I noticed the Sage library has something called an infix operator, to create objects that behave like operators (eg: u *dot* v), so this gave me an idea. Can I implement an async_in operator? I tried with the relatively-unused @ matmul operator here:

from typing import Any, AsyncGenerator, Awaitable, Callable

_marker = object()


class AsyncOp:
    def __init__(
        self,
        func: Callable[[Any, Any], Awaitable[bool]],
        /,
        lhs: Any = _marker,
        rhs: Any = _marker,
    ) -> None:
        self._func = func
        self._lhs = lhs
        self._rhs = rhs

    def __matmul__(self, rhs: Any):
        if self._lhs is not _marker:
            return self._func(self._lhs, rhs)
        return AsyncOp(self._func, rhs=rhs)

    def __rmatmul__(self, lhs: Any):
        if self._rhs is not _marker:
            return self._func(lhs, self._rhs)
        return AsyncOp(self._func, lhs=lhs)
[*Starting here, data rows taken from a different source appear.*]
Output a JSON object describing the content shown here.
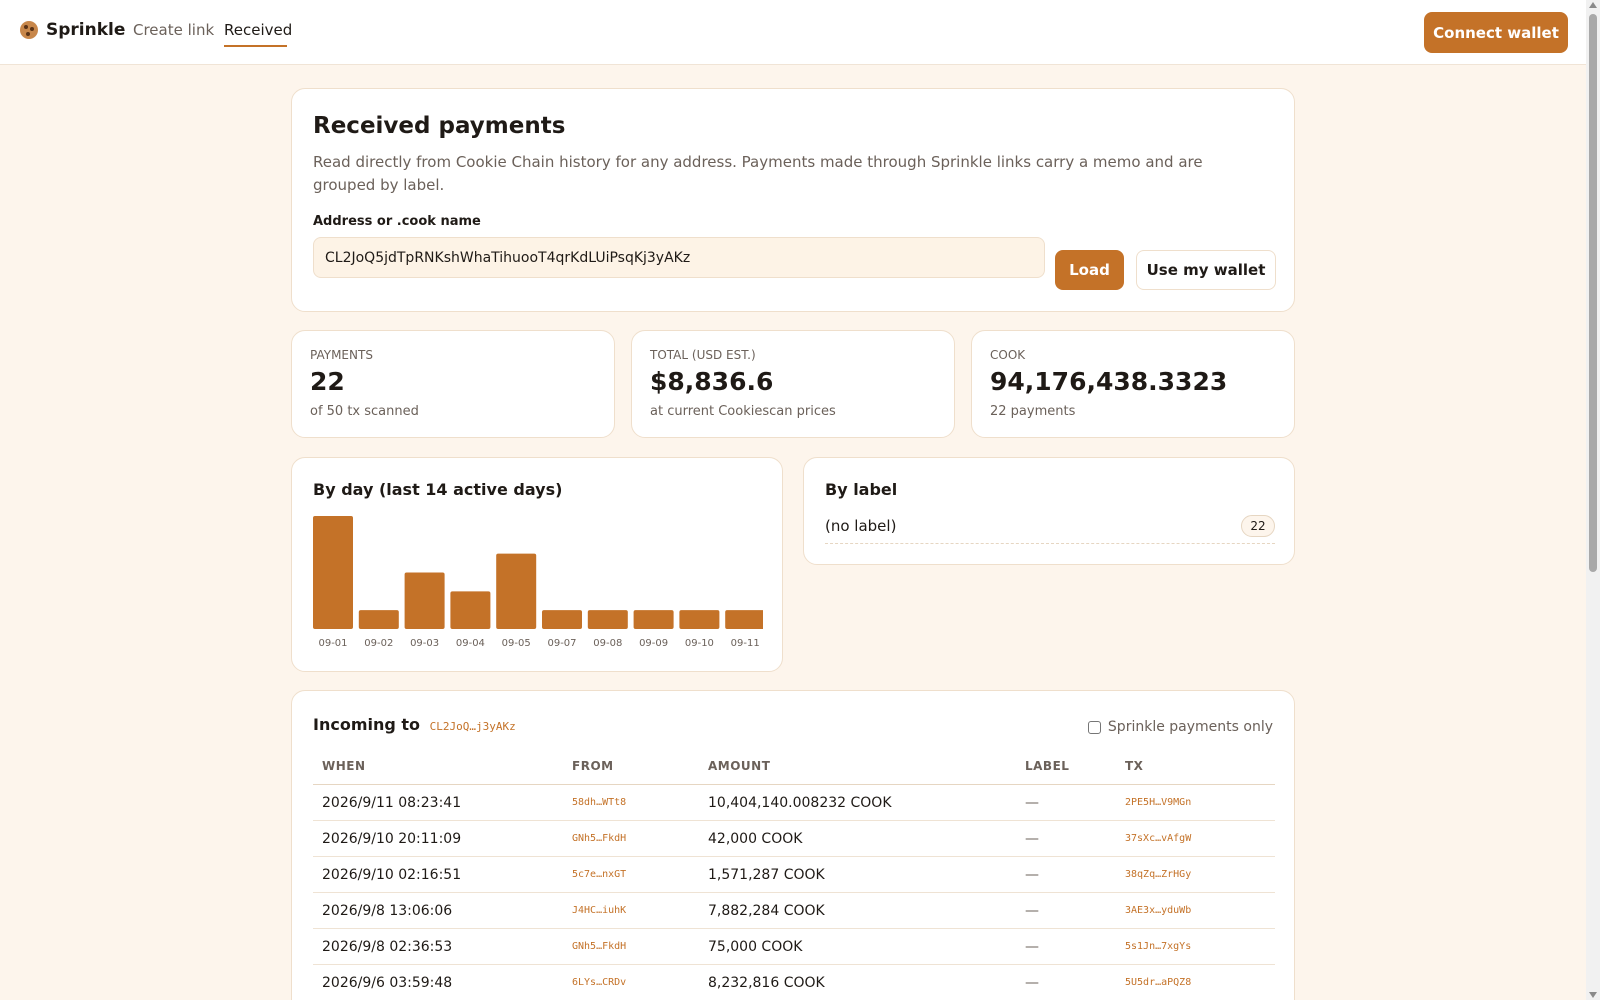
{
  "nav": {
    "brand": "Sprinkle",
    "create_link": "Create link",
    "received": "Received",
    "connect_wallet": "Connect wallet"
  },
  "hero": {
    "title": "Received payments",
    "description": "Read directly from Cookie Chain history for any address. Payments made through Sprinkle links carry a memo and are grouped by label.",
    "address_label": "Address or .cook name",
    "address_value": "CL2JoQ5jdTpRNKshWhaTihuooT4qrKdLUiPsqKj3yAKz",
    "load_button": "Load",
    "wallet_button": "Use my wallet"
  },
  "stats": [
    {
      "label": "PAYMENTS",
      "value": "22",
      "sub": "of 50 tx scanned"
    },
    {
      "label": "TOTAL (USD EST.)",
      "value": "$8,836.6",
      "sub": "at current Cookiescan prices"
    },
    {
      "label": "COOK",
      "value": "94,176,438.3323",
      "sub": "22 payments"
    }
  ],
  "by_day_title": "By day (last 14 active days)",
  "chart_data": {
    "type": "bar",
    "categories": [
      "09-01",
      "09-02",
      "09-03",
      "09-04",
      "09-05",
      "09-07",
      "09-08",
      "09-09",
      "09-10",
      "09-11"
    ],
    "values": [
      6,
      1,
      3,
      2,
      4,
      1,
      1,
      1,
      1,
      1
    ],
    "bar_color": "#c47228",
    "title": "By day (last 14 active days)"
  },
  "by_label": {
    "title": "By label",
    "rows": [
      {
        "name": "(no label)",
        "count": "22"
      }
    ]
  },
  "incoming": {
    "title": "Incoming to",
    "address_short": "CL2JoQ…j3yAKz",
    "filter_label": "Sprinkle payments only",
    "columns": [
      "WHEN",
      "FROM",
      "AMOUNT",
      "LABEL",
      "TX"
    ],
    "rows": [
      {
        "when": "2026/9/11 08:23:41",
        "from": "58dh…WTt8",
        "amount": "10,404,140.008232 COOK",
        "label": "—",
        "tx": "2PE5H…V9MGn"
      },
      {
        "when": "2026/9/10 20:11:09",
        "from": "GNh5…FkdH",
        "amount": "42,000 COOK",
        "label": "—",
        "tx": "37sXc…vAfgW"
      },
      {
        "when": "2026/9/10 02:16:51",
        "from": "5c7e…nxGT",
        "amount": "1,571,287 COOK",
        "label": "—",
        "tx": "38qZq…ZrHGy"
      },
      {
        "when": "2026/9/8 13:06:06",
        "from": "J4HC…iuhK",
        "amount": "7,882,284 COOK",
        "label": "—",
        "tx": "3AE3x…yduWb"
      },
      {
        "when": "2026/9/8 02:36:53",
        "from": "GNh5…FkdH",
        "amount": "75,000 COOK",
        "label": "—",
        "tx": "5s1Jn…7xgYs"
      },
      {
        "when": "2026/9/6 03:59:48",
        "from": "6LYs…CRDv",
        "amount": "8,232,816 COOK",
        "label": "—",
        "tx": "5U5dr…aPQZ8"
      }
    ]
  },
  "accent_color": "#c47228"
}
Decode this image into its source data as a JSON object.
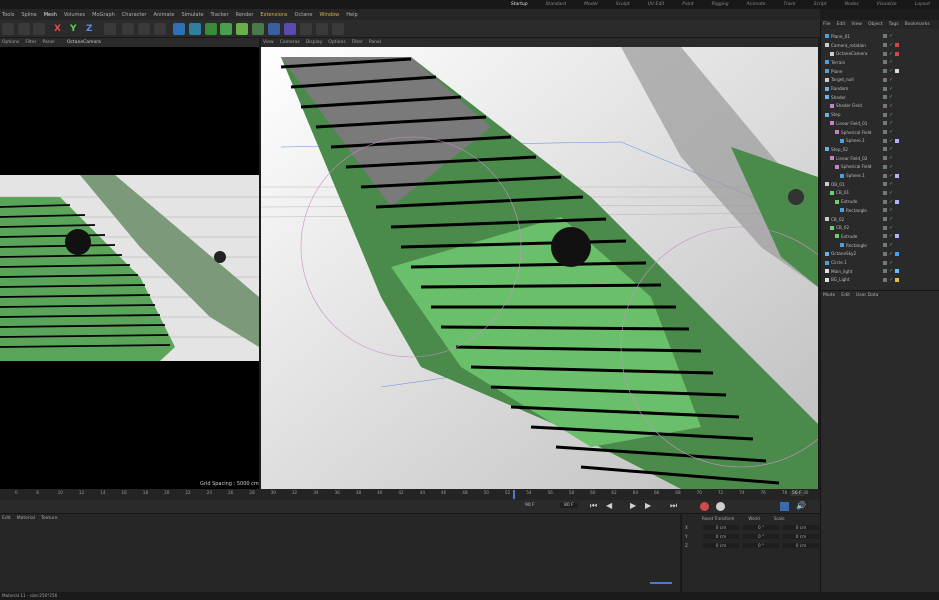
{
  "layouts": [
    "Startup",
    "Standard",
    "Model",
    "Sculpt",
    "UV Edit",
    "Paint",
    "Rigging",
    "Animate",
    "Track",
    "Script",
    "Nodes",
    "Visualize",
    "Layout"
  ],
  "menu": [
    "Tools",
    "Spline",
    "Mesh",
    "Volumes",
    "MoGraph",
    "Character",
    "Animate",
    "Simulate",
    "Tracker",
    "Render",
    "Extensions",
    "Octane",
    "Window",
    "Help"
  ],
  "toolbar_axes": [
    "X",
    "Y",
    "Z"
  ],
  "left_viewport": {
    "menu": [
      "Options",
      "Filter",
      "Panel"
    ],
    "camera": "OctaneCamera",
    "grid_spacing": "Grid Spacing : 5000 cm"
  },
  "right_viewport": {
    "menu": [
      "View",
      "Cameras",
      "Display",
      "Options",
      "Filter",
      "Panel"
    ]
  },
  "object_manager": {
    "menu": [
      "File",
      "Edit",
      "View",
      "Object",
      "Tags",
      "Bookmarks"
    ],
    "objects": [
      {
        "name": "Plane_01",
        "indent": 0,
        "icon": "plane-icon",
        "color": "#4aa0e0",
        "tag": ""
      },
      {
        "name": "Camera_rotation",
        "indent": 0,
        "icon": "null-icon",
        "color": "#cccccc",
        "tag": "red"
      },
      {
        "name": "OctaneCamera",
        "indent": 1,
        "icon": "camera-icon",
        "color": "#cccccc",
        "tag": "red"
      },
      {
        "name": "Terrain",
        "indent": 0,
        "icon": "plane-icon",
        "color": "#4aa0e0",
        "tag": ""
      },
      {
        "name": "Plane",
        "indent": 0,
        "icon": "plane-icon",
        "color": "#4aa0e0",
        "tag": "checker"
      },
      {
        "name": "Target_null",
        "indent": 0,
        "icon": "null-icon",
        "color": "#cccccc",
        "tag": ""
      },
      {
        "name": "Random",
        "indent": 0,
        "icon": "random-icon",
        "color": "#6cb0e8",
        "tag": ""
      },
      {
        "name": "Shader",
        "indent": 0,
        "icon": "shader-icon",
        "color": "#6cb0e8",
        "tag": ""
      },
      {
        "name": "Shader Field",
        "indent": 1,
        "icon": "field-icon",
        "color": "#c880c8",
        "tag": ""
      },
      {
        "name": "Step",
        "indent": 0,
        "icon": "step-icon",
        "color": "#6cb0e8",
        "tag": ""
      },
      {
        "name": "Linear Field_01",
        "indent": 1,
        "icon": "field-icon",
        "color": "#c880c8",
        "tag": ""
      },
      {
        "name": "Spherical Field",
        "indent": 2,
        "icon": "field-icon",
        "color": "#c880c8",
        "tag": ""
      },
      {
        "name": "Sphere.1",
        "indent": 3,
        "icon": "sphere-icon",
        "color": "#4aa0e0",
        "tag": "flag"
      },
      {
        "name": "Step_02",
        "indent": 0,
        "icon": "step-icon",
        "color": "#6cb0e8",
        "tag": ""
      },
      {
        "name": "Linear Field_02",
        "indent": 1,
        "icon": "field-icon",
        "color": "#c880c8",
        "tag": ""
      },
      {
        "name": "Spherical Field",
        "indent": 2,
        "icon": "field-icon",
        "color": "#c880c8",
        "tag": ""
      },
      {
        "name": "Sphere.1",
        "indent": 3,
        "icon": "sphere-icon",
        "color": "#4aa0e0",
        "tag": "flag"
      },
      {
        "name": "OB_01",
        "indent": 0,
        "icon": "null-icon",
        "color": "#cccccc",
        "tag": ""
      },
      {
        "name": "CB_01",
        "indent": 1,
        "icon": "cloner-icon",
        "color": "#6cd06c",
        "tag": ""
      },
      {
        "name": "Extrude",
        "indent": 2,
        "icon": "extrude-icon",
        "color": "#6cd06c",
        "tag": "flag"
      },
      {
        "name": "Rectangle",
        "indent": 3,
        "icon": "rectangle-icon",
        "color": "#4aa0e0",
        "tag": ""
      },
      {
        "name": "CB_02",
        "indent": 0,
        "icon": "null-icon",
        "color": "#cccccc",
        "tag": ""
      },
      {
        "name": "CB_02",
        "indent": 1,
        "icon": "cloner-icon",
        "color": "#6cd06c",
        "tag": ""
      },
      {
        "name": "Extrude",
        "indent": 2,
        "icon": "extrude-icon",
        "color": "#6cd06c",
        "tag": "flag"
      },
      {
        "name": "Rectangle",
        "indent": 3,
        "icon": "rectangle-icon",
        "color": "#4aa0e0",
        "tag": ""
      },
      {
        "name": "OctaneSky2",
        "indent": 0,
        "icon": "sky-icon",
        "color": "#6cb0e8",
        "tag": "blue"
      },
      {
        "name": "Circle.1",
        "indent": 0,
        "icon": "circle-icon",
        "color": "#4aa0e0",
        "tag": ""
      },
      {
        "name": "Main_light",
        "indent": 0,
        "icon": "light-icon",
        "color": "#e0e0e0",
        "tag": "multi"
      },
      {
        "name": "BG_Light",
        "indent": 0,
        "icon": "light-icon",
        "color": "#e0e0e0",
        "tag": "yellow"
      }
    ]
  },
  "attribute_manager": {
    "menu": [
      "Mode",
      "Edit",
      "User Data"
    ]
  },
  "timeline": {
    "ticks": [
      "0",
      "8",
      "10",
      "12",
      "14",
      "16",
      "18",
      "20",
      "22",
      "24",
      "26",
      "28",
      "30",
      "32",
      "34",
      "36",
      "38",
      "40",
      "42",
      "44",
      "46",
      "48",
      "50",
      "52",
      "54",
      "56",
      "58",
      "60",
      "62",
      "64",
      "66",
      "68",
      "70",
      "72",
      "74",
      "76",
      "78",
      "80"
    ],
    "current_frame": "56 F",
    "start_frame": "90 F",
    "end_frame": "80 F"
  },
  "material_manager": {
    "menu": [
      "Edit",
      "Material",
      "Texture"
    ]
  },
  "coordinates": {
    "headers": [
      "Reset Transform",
      "World",
      "Scale"
    ],
    "rows": [
      {
        "axis": "X",
        "p": "0 cm",
        "r": "0 °",
        "s": "0 cm"
      },
      {
        "axis": "Y",
        "p": "0 cm",
        "r": "0 °",
        "s": "0 cm"
      },
      {
        "axis": "Z",
        "p": "0 cm",
        "r": "0 °",
        "s": "0 cm"
      }
    ]
  },
  "status": "Material.11 · size:256*256"
}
    async def __call__(self, lhs: Any, rhs: Any) -> Awaitable[bool]:
        return await self._func(lhs, rhs)


@AsyncOp
async def async_in(lhs: Any, rhs: Any) -> bool:
    """Async `in` operator."""
    cls = type(rhs)
    if hasattr(cls, "__acontains__"):
        return bool(await cls.__acontains__(rhs, lhs))
    async for item in rhs:
        if item is lhs or item == lhs:
            return True
    return False


if __name__ == "__main__":
    import asyncio

    class EvenContainer:
        async def __acontains__(self, item: Any) -> bool:
            if isinstance(item, int):
                return item % 2 == 0

    class EvenIterator:
        def __init__(self, limit: int = 100) -> None:
            self.limit = limit

        def __aiter__(self) -> AsyncGenerator[int, None]:
            return self.iterator()

        async def iterator(self) -> AsyncGenerator[int, None]:
            for value in range(0, self.limit, 2):
                yield value

    class NotIterable:
        pass

    ec = EvenContainer()
    ei = EvenIterator(100)
    ni = NotIterable()

    async def test():
        # Functional syntax with `__acontains__`
        print(await async_in(1, ec), "== False")
        print(await async_in(10, ec), "== True")
        # Operator syntax with `__acontains__`
        print(await (1 @async_in@ ec), "== False")
        print(await (10 @async_in@ ec), "== True")
        # Functional syntax with `__aiter__`
        print(await async_in(1, ei), "== False")
        print(await async_in(10, ei), "== True")
        # Operator syntax with `__aiter__`
        print(await (1 @async_in@ ei), "== False")
        print(await (10 @async_in@ ei), "== True")

        # Non iterables
        try:
            await async_in(1, ni)
        except TypeError as exc:
            print(f"{exc.__class__.__name__}: {exc}")
        else:
            print("TypeError was not raised")
        try:
            await (1 @async_in@ ni)
        except TypeError as exc:
            print(f"{exc.__class__.__name__}: {exc}")
        else:
            print("TypeError was not raised")

    asyncio.run(test())

This works, but with caveats:

  1. Code formatters will put spaces around the binary operators. x @ async_in @ y is not obvious at all.
  2. The @ operator is lower precedence than the await operator, so the expression needs brackets. As per the operator precedence chart, await is higher than all binary operators. The @ operator is also far above in and can cause other unintended mistakes. (| is just above.)
  3. This will need some refactoring for type checkers to understand.